According to an article by Les Christie at CNN, home prices are accelerating even though there has been a slowdown in price in some areas.
The level of over-valuation matters in three ways, according to Ingo Wenzer, president of Local Market Monitor. The higher it is, the greater the risk of it correcting; the greater the correction can be; and the longer it will take to return to present-day prices after they fall. “Once markets are overpriced by 40 percent or so, the risk is pretty high and the adjustment can take five to 10 years,” said Winzer.
The CNN article presents a table of the 100 markets tracked by the research firm. New York/Northern New Jersey, my market, is overvalued by 43 percent. I see that as a dangerous situation for buying.
My lease is up at the end of June, and there’s no way I could afford to buy a house in this area.









{ 4 comments… read them below or add one }
That article and table means nothing unless this phrase: “relative to what Local Market Monitor calculates as fair value” is clarified. Actually, even if the article described the methodology by which “fair value” is calculated, those numbers still wouldn’t mean much.
For every housing sale, there is a buyer who clearly thinks the price he paid is fair value (otherwise why would he purchase the house?). Therefore, the fair value is determined by the market, not by some formula developed by the Local Market Monitor.
Yes, but…
The same can be said about stocks. Take the P/E ratio for example. Most people might agree that a P/E ratio significantly higher than that stock’s industry average is an indicator that a stock is overpriced. But still, the stock is being sold and bought at that higher price. The market must be saying that the stock is valued properly, although the numbers indicate that many not be the case, and people are buying high hoping that someone else will buy it from them even higher.

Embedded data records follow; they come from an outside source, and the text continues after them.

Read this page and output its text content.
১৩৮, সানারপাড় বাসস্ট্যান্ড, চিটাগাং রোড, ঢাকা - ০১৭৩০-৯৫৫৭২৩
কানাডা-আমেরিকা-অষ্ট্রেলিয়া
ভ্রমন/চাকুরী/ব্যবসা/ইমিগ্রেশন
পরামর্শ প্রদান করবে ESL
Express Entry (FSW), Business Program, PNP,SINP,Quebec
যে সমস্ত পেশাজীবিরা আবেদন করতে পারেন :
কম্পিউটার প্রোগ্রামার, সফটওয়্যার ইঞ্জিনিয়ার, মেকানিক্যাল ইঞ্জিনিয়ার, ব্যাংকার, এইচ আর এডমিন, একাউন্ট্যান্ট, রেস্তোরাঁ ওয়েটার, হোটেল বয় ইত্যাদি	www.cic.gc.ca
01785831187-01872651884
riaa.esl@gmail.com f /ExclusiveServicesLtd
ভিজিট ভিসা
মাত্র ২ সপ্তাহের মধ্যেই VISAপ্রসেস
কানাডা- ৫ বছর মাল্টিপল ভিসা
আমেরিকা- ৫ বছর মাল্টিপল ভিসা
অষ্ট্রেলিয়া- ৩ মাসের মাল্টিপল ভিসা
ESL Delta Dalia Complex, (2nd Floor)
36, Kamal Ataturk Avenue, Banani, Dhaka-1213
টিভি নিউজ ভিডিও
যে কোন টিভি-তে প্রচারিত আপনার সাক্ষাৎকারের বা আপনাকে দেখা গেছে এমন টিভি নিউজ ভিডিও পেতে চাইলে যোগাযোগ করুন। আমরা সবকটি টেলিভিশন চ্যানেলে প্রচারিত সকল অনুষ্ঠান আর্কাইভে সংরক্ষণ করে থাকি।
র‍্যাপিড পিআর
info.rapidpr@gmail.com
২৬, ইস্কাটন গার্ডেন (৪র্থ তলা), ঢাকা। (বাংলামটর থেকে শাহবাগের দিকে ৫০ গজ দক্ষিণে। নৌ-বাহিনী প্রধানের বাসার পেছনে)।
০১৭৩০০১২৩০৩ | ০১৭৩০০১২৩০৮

The difference is the P/E ratio is a well-acknowledged formula, while Local Market Monitor uses their own calculation. But logically there’s isn’t much difference between the real estate scenario and the stock market scenario. It’s an issue between “market value” and “fair market value.” If you believe that the market value is always fair because it’s based on actual activity, then you won’t be a fan of calculations and comparisons like those of Local Market Monitor and like the P/E ratio.
I hear you. I’m also NY metro, and there is simply no way into the market. Even a 2 bedroom rental seems out of the price range sometimes.
To follow up on your comment, Flexo, while I agree that fair market value and market value is an issue, the main problem I have with the article is that it does not explain the methodology by which it got their “fair values”.
To continue on your stock market comparison, usually when an article is written detailing whether a stock is overvalued or undervalued, a reasonable argument is made. Sometimes this argument involves the P/E ratio you mentioned, othertimes it may talk about future products or other business issues. The reader needs to be able to follow and understand the argument presented in order to agree or disagree with what was written.
However, in this housing article “fair value” is presented as a given. The reader is supposed to take the “Housing is Overvalued” headline as fact, when it merely is just speculation.